Die SPD-Länder bleiben bei ihrem Nein zu dem von Bundesfinanzminister Wolfgang Schäuble (CDU) ausgehandelten Steuerabkommen mit der Schweiz. "Lieber kein Abkommen als ein schlechtes", sagte Baden-Württembergs Finanzminister Nils Schmid (SPD) der Nachrichtenagentur dpa in Stuttgart.

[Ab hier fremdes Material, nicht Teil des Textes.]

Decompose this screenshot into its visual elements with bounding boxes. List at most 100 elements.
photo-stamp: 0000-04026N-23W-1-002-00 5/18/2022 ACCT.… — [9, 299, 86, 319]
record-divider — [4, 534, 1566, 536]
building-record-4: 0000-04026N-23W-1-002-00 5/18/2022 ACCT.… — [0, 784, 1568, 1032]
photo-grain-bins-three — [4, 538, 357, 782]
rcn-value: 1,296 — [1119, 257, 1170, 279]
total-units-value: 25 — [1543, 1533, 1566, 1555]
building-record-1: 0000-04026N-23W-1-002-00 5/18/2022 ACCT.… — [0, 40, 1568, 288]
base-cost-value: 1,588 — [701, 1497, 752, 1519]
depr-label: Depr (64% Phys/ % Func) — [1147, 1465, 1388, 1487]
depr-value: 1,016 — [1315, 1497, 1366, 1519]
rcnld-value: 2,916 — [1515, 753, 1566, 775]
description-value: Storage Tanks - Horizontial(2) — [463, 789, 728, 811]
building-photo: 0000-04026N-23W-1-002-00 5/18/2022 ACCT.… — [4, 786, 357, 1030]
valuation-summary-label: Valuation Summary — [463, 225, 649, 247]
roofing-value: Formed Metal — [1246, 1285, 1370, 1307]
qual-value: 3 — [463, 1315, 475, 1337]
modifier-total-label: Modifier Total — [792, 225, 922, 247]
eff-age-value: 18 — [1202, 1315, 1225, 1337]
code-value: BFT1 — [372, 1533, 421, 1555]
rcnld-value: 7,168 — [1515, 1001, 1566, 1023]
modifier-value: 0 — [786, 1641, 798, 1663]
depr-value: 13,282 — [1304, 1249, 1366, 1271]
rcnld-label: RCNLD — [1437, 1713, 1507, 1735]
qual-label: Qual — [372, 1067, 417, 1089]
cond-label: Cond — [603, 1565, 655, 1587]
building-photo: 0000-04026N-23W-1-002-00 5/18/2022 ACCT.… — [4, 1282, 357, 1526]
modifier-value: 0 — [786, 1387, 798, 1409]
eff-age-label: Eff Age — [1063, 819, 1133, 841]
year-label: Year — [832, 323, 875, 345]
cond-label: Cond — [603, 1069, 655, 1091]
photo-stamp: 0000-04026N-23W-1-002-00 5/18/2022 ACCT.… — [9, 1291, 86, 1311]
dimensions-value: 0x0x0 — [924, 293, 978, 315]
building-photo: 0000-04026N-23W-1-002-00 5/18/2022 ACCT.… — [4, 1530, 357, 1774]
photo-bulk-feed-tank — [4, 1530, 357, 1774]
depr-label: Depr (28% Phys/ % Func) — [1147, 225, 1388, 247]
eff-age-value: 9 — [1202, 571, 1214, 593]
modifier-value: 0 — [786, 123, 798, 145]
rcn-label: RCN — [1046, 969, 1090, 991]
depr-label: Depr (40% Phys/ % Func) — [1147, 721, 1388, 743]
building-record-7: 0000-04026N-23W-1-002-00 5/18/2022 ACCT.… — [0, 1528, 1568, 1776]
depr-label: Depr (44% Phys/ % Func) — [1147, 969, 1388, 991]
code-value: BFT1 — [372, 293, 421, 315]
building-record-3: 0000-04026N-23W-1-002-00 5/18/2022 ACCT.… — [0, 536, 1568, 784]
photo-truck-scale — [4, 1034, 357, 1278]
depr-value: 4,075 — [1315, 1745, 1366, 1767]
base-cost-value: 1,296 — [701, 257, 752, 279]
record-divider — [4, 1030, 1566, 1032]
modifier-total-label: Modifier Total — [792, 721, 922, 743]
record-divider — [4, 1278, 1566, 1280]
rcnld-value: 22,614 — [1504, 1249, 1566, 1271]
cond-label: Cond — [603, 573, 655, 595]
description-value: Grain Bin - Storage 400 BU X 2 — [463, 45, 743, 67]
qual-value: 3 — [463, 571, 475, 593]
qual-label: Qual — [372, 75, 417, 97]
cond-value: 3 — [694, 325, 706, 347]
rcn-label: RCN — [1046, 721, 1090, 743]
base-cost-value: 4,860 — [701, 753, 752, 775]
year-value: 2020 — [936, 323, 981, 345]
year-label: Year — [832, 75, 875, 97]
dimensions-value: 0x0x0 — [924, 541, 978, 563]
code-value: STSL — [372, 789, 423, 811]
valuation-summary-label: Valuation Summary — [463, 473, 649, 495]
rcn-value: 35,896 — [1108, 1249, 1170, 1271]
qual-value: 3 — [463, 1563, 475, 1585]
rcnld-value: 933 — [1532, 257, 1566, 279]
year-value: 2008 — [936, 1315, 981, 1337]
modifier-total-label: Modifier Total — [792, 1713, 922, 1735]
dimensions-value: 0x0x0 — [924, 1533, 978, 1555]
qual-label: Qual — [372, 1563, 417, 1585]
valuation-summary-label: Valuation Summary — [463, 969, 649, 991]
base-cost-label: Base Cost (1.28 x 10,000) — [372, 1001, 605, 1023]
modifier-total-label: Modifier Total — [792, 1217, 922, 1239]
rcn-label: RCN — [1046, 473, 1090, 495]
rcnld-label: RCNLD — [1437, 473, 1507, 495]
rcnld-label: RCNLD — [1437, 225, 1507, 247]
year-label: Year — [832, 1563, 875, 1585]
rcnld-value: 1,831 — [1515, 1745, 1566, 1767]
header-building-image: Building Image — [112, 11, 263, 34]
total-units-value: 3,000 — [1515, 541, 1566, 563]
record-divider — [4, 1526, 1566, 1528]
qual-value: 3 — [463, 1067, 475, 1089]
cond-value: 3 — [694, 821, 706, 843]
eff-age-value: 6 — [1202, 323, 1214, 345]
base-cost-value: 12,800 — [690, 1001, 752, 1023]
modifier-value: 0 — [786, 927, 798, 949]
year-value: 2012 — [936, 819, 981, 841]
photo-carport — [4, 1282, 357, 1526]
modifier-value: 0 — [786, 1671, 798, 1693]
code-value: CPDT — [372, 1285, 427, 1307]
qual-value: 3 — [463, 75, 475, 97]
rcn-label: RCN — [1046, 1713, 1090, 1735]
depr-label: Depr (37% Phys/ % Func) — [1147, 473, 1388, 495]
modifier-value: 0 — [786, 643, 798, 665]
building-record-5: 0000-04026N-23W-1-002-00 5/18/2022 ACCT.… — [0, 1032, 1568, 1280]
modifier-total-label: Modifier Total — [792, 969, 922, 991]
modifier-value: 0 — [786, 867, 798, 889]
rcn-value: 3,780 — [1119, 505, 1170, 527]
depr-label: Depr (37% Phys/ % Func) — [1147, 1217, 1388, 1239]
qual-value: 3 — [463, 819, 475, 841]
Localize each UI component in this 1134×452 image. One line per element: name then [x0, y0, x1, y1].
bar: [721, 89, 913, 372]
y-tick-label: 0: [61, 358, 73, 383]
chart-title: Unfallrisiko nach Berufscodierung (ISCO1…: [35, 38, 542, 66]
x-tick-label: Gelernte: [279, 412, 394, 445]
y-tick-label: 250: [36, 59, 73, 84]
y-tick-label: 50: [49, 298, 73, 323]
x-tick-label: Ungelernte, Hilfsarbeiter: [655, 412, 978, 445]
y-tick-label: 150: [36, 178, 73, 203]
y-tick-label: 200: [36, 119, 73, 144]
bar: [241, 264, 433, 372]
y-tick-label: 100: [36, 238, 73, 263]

Mit seinen Ressortkollegen aus den SPD-geführten Ländern habe er vereinbart, dass Finanzminister Wolfgang Schäuble Mitte März von der Konferenz der Finanzminister ein Signal bekommen solle.

 

Einigungskorridior ausloten

Eine Vierer-Arbeitsgruppe aus Baden-Württemberg, Bayern, Hessen und Nordrhein-Westfalen habe beschlossen, mit dem Bundesministerium mögliche "Einigungskorridore" auslote, sagte der Wiesbadener Minister Thomas Schäfer (CDU). Sein Land werde dem Abkommen zustimmen, wenn die Interessen der Länder ausreichen berücksichtigt würden. "Der Bund hat hier bereits Entgegenkommen signalisiert."

 

Schweiz international unter Druck

Schmid geht jedoch schon jetzt davon aus, dass das Abkommen trotz Nachverhandlungen am Bundesrat scheitern wird. "Das ist zu billig für Steuerbetrüger." Insbesondere die geplante Besteuerung des in der Schweiz geparkten Vermögens sei zu niedrig. Er sei für neue Verhandlungen mit der Schweiz. Das Nachbarland stehe wegen des Umgangs mit Schwarzgeld international unter Druck und sei schon deshalb an einer Lösung interessiert, sagte der SPD-Politiker.

 

Vor allem Regelung zu Alt-Vermögen umstritten

Besonders umstritten ist dabei die geplante Regelung zur Besteuerung der in der Schweiz seit Jahren angelegten Schwarzgeld-Milliarden. Schweizer Banken sollen verpflichtet werden, auf Alt-Vermögen noch nicht entdeckter deutscher Bankkunden - rückwirkend für zehn Jahre - einmalig eine Pauschalsteuer zwischen 19 und 34 Prozent an den deutschen Fiskus zu überweisen. Steuerbetrüger hätten damit beiseitegeschafftes Geld anonym legalisiert.

Das Abkommen soll nach Schäubles Plänen 2013 in Kraft treten. Die Länder wollen es über den Bundesrat kippen. Dort haben Union und FDP keine Mehrheit.